The narrative then goes back in time to show how Lucrezia has reached this critical moment. We see her as an untameable child sneaking around her father’s palace menagerie in order to get close to his pet tigress. At her wedding, she is depicted virtually immobile in a “fortress of silk”. And when she loses her virginity, she discovers how “the heat, the labour, the noise of it, is appalling”.
Lucrezia senses a soulmate in Jacopo, the mute apprentice to the artist commissioned to create her marriage portrait (as imagined by Browning) and also befriends Elisabetta, the more genial of her two sisters-in-law. However, their attachment is brutally curtailed by an act of cruelty engineered by Alfonso.
This is all such promising material – and yet it is not nearly as horribly gripping as it ought to be, partly as O’Farrell refuses to say in one image what she can do in three: “She is unrecognisable to herself; she is a creature entirely at the mercy of a stronger power, a flea on the back of a rabid beast, a plucked quince in a pot of boiling water.” Too much hospitality is shown to Lucrezia’s dreams and there is an abundance of scenes where she wakes up confused about where she is. The symbolism of men as hunters, women as prey soon becomes overwrought.
None of this is helped by the unvaried texture of the narration. “If every sound you emit is a scream, a scream has no expressive value”, Philip Pullman wrote in a 2010 article. O’Farrell’s narration amplifies the scream while muffling the actual drama.
I am not a member of Pullman’s tense police. Hilary Mantel uses the present adeptly in her historical fiction to capture what she calls “the jitter and flux of events, the texture of them and their ungraspable speed”. But in the case of The Marriage Portrait, I was reminded of what he said about the overuse of the present tense in novels having a similar effect to the overuse of handheld cameras in TV. It can feel queasy and claustrophobic when sustained over a 430-page novel. I had – sorry, I have – the sensation of being dragged this way and that when what I really want to do is take a breath and survey the whole scene.
It’s a shame as she is a perceptive writer whose sentences often have real poetic cadence. When Lucrezia arrives in her new bedchamber at night, the ceiling is “alive with writhing frescoes”. When she hears castrati singing “like a shimmering kite on a string”, she “feels a sympathetic dizziness” with them. Entering the servants’ quarters is like seeing “the wrong side of its embroidery with all the knots and weave and secrets on display”.

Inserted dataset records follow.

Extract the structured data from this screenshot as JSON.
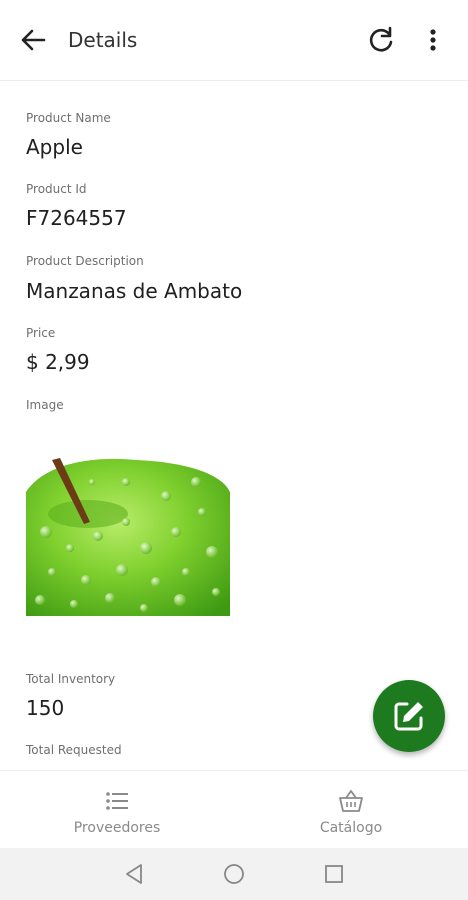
{
  "header": {
    "title": "Details",
    "back_icon": "arrow-left-icon",
    "refresh_icon": "refresh-icon",
    "menu_icon": "more-vertical-icon"
  },
  "fields": {
    "product_name": {
      "label": "Product Name",
      "value": "Apple"
    },
    "product_id": {
      "label": "Product Id",
      "value": "F7264557"
    },
    "product_description": {
      "label": "Product Description",
      "value": "Manzanas de Ambato"
    },
    "price": {
      "label": "Price",
      "value": "$ 2,99"
    },
    "image": {
      "label": "Image"
    },
    "total_inventory": {
      "label": "Total Inventory",
      "value": "150"
    },
    "total_requested": {
      "label": "Total Requested"
    }
  },
  "fab": {
    "icon": "edit-icon",
    "color": "#1e7a1e"
  },
  "bottom_nav": {
    "items": [
      {
        "label": "Proveedores",
        "icon": "list-icon"
      },
      {
        "label": "Catálogo",
        "icon": "basket-icon"
      }
    ]
  },
  "system_nav": {
    "back": "triangle-back-icon",
    "home": "circle-home-icon",
    "recents": "square-recents-icon"
  }
}
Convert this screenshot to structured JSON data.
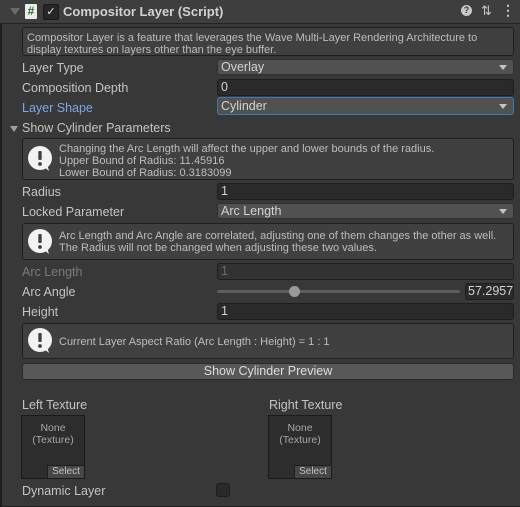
{
  "header": {
    "title": "Compositor Layer (Script)",
    "enabled": true,
    "icons": [
      "foldout-arrow-icon",
      "script-hash-icon",
      "enable-checkbox",
      "help-icon",
      "presets-icon",
      "kebab-menu-icon"
    ]
  },
  "description": "Compositor Layer is a feature that leverages the Wave Multi-Layer Rendering Architecture to display textures on layers other than the eye buffer.",
  "fields": {
    "layer_type": {
      "label": "Layer Type",
      "value": "Overlay"
    },
    "composition_depth": {
      "label": "Composition Depth",
      "value": "0"
    },
    "layer_shape": {
      "label": "Layer Shape",
      "value": "Cylinder"
    }
  },
  "cylinder": {
    "foldout_label": "Show Cylinder Parameters",
    "radius_help": {
      "line1": "Changing the Arc Length will affect the upper and lower bounds of the radius.",
      "line2": "Upper Bound of Radius: 11.45916",
      "line3": "Lower Bound of Radius: 0.3183099"
    },
    "radius": {
      "label": "Radius",
      "value": "1"
    },
    "locked_parameter": {
      "label": "Locked Parameter",
      "value": "Arc Length"
    },
    "correlation_help": {
      "line1": "Arc Length and Arc Angle are correlated, adjusting one of them changes the other as well.",
      "line2": "The Radius will not be changed when adjusting these two values."
    },
    "arc_length": {
      "label": "Arc Length",
      "value": "1"
    },
    "arc_angle": {
      "label": "Arc Angle",
      "value": "57.2957",
      "slider_fraction": 0.32
    },
    "height": {
      "label": "Height",
      "value": "1"
    },
    "aspect_help": "Current Layer Aspect Ratio (Arc Length : Height) = 1 : 1",
    "preview_button": "Show Cylinder Preview"
  },
  "textures": {
    "left": {
      "label": "Left Texture",
      "none_line1": "None",
      "none_line2": "(Texture)",
      "select": "Select"
    },
    "right": {
      "label": "Right Texture",
      "none_line1": "None",
      "none_line2": "(Texture)",
      "select": "Select"
    }
  },
  "dynamic_layer": {
    "label": "Dynamic Layer",
    "checked": false
  }
}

But the high production values cannot disguise the fact that this is melodrama reworked to appeal to a progressive 21st-century audience. The book’s evil deeds are committed by evil people because they are evil. No one acts unpredictably or without foreshadowing. Lucrezia’s doting maid, Emilia, is scarred because as a child, she was hit by boiling water that narrowly missed baby Lucrezia: “Emilia gives a sad smile. ‘Better that it was me and not you.’” We know she is a good soul because she has a “heart-shaped face”.
If you can set all that aside, it’s worth sticking around for the rousing climax, which departs from historical record (though it uses the same narrative switch as O’Farrell deployed in Hamnet). I didn’t believe it for a minute; it stirred me all the same. Still, I couldn’t help marvelling at how a novel that’s so richly descriptive could feel so limited in its range of expressiveness.